Graph Surrogate Modeling for Closed-Loop Microscopic-Macroscopic Control of Mixed Traffic

Published on

Authors: Sheida Nozari, Alessio Iovine, Stefania Fresca, Filippo Gatti

We propose a graph neural surrogate framework that replaces the macroscopic partial differential equation solver inside a closed-loop mixed-autonomy traffic-control architecture, while preserving the coupling between scales. Microscopic human-driven and automated vehicle dynamics continuously reshape the macroscopic traffic field, and the predicted macroscopic state in turn informs the automated vehicle control law. We represent the macroscopic density and velocity state on a periodic ring-road graph and design a residual graph convolutional network that exploits spatial coupling between neighboring traffic cells through bidirectional message passing, capturing both downstream wave propagation and upstream shockwave formation. The surrogate is trained with a rollout-based objective to reduce the distribution shift between reference-driven training inputs and recursively generated states during closed-loop deployment, together with physics-informed conservation losses that anchor predictions to the governing traffic-flow structure. An outputspace interpolation mechanism extends the surrogate across the continuum of automation rates without retraining. Beyond openloop prediction accuracy, we evaluate whether the surrogate preserves macroscopic feedback fidelity, disturbance attenuation, and string-stable behavior once embedded in the closed loop.
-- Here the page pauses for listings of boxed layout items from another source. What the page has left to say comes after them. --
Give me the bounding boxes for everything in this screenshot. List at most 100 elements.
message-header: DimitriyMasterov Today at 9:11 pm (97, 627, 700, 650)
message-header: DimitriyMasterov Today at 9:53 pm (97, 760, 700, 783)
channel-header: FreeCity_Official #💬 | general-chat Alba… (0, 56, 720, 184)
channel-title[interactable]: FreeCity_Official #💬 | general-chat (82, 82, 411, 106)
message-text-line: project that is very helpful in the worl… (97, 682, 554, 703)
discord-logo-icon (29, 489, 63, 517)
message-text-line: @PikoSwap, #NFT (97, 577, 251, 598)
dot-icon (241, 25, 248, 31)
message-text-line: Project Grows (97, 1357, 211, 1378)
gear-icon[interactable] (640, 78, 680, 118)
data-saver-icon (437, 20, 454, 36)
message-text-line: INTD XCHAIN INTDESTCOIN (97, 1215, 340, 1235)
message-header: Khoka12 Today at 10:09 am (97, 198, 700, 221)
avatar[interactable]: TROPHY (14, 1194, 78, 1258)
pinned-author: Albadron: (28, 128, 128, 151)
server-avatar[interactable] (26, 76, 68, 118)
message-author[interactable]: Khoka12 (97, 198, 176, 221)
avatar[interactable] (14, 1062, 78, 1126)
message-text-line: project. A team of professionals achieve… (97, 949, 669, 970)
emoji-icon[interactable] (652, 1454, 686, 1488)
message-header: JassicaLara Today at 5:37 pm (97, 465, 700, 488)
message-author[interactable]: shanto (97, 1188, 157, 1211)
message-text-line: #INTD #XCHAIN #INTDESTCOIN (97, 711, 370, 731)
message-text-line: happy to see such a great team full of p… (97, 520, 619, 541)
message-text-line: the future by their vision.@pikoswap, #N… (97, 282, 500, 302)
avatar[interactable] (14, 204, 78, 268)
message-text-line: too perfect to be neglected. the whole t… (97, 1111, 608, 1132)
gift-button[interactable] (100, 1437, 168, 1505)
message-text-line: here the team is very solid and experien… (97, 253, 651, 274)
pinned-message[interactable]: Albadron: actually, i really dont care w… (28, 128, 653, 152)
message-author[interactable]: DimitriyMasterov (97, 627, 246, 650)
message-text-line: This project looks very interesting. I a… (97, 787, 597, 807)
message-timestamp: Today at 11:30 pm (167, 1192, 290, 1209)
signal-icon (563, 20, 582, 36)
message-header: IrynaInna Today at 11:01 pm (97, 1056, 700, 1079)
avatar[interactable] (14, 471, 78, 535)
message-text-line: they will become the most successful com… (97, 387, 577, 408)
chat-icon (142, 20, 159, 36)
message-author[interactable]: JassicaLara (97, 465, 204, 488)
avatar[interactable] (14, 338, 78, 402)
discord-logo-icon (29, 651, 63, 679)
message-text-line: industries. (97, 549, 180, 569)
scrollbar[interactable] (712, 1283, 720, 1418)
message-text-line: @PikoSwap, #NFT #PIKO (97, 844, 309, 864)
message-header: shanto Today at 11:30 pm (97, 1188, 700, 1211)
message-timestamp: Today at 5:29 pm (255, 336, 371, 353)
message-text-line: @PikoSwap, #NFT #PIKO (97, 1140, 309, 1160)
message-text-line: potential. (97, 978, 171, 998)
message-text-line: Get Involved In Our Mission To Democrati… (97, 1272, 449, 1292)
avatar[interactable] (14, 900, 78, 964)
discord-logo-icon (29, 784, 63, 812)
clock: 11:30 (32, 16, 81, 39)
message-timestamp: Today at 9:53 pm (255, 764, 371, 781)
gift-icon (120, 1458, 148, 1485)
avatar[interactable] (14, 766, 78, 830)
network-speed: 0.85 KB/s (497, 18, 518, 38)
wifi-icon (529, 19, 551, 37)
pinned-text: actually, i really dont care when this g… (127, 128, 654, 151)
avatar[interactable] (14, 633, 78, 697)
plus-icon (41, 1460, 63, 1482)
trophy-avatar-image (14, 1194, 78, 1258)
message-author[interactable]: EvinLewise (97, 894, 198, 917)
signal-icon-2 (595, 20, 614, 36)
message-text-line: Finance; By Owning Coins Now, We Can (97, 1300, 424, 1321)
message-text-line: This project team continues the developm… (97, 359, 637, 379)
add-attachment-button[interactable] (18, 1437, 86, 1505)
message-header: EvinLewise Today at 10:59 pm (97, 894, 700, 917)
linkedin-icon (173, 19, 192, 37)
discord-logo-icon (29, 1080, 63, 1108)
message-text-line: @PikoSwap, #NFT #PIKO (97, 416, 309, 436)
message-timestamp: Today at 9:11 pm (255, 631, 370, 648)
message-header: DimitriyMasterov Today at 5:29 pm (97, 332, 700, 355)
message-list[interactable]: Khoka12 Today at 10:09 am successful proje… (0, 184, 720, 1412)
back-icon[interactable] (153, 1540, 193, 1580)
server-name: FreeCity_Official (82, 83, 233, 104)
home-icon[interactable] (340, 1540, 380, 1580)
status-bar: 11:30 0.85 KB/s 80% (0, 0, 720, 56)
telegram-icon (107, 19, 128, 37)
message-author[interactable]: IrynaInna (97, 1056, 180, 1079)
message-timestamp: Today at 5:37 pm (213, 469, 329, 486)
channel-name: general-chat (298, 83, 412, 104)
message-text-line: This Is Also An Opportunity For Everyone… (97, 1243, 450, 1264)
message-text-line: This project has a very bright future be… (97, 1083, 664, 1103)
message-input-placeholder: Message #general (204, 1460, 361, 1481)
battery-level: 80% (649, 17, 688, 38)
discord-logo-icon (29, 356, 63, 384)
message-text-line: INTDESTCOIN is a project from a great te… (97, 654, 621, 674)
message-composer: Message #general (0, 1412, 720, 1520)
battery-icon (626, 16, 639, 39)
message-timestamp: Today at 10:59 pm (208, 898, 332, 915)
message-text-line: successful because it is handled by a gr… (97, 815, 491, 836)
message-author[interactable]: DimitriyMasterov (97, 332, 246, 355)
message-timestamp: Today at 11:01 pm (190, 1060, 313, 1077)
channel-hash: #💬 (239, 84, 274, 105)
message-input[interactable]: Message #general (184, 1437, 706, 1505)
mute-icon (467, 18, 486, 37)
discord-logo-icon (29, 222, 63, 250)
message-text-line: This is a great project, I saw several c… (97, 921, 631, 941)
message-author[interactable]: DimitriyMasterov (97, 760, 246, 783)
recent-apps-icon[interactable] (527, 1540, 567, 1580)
Results show that the surrogate achieves low prediction error that grows only gradually under extended recursive deployment, closely reproduces the feedback field and vehicle-level trajectories generated by the full solver-based controller, generalizes smoothly to unseen automation rates, and delivers a computational speedup of 4.35 times relative to the numerical reference solver, while preserving the disturbance-attenuation behavior of the underlying control framework.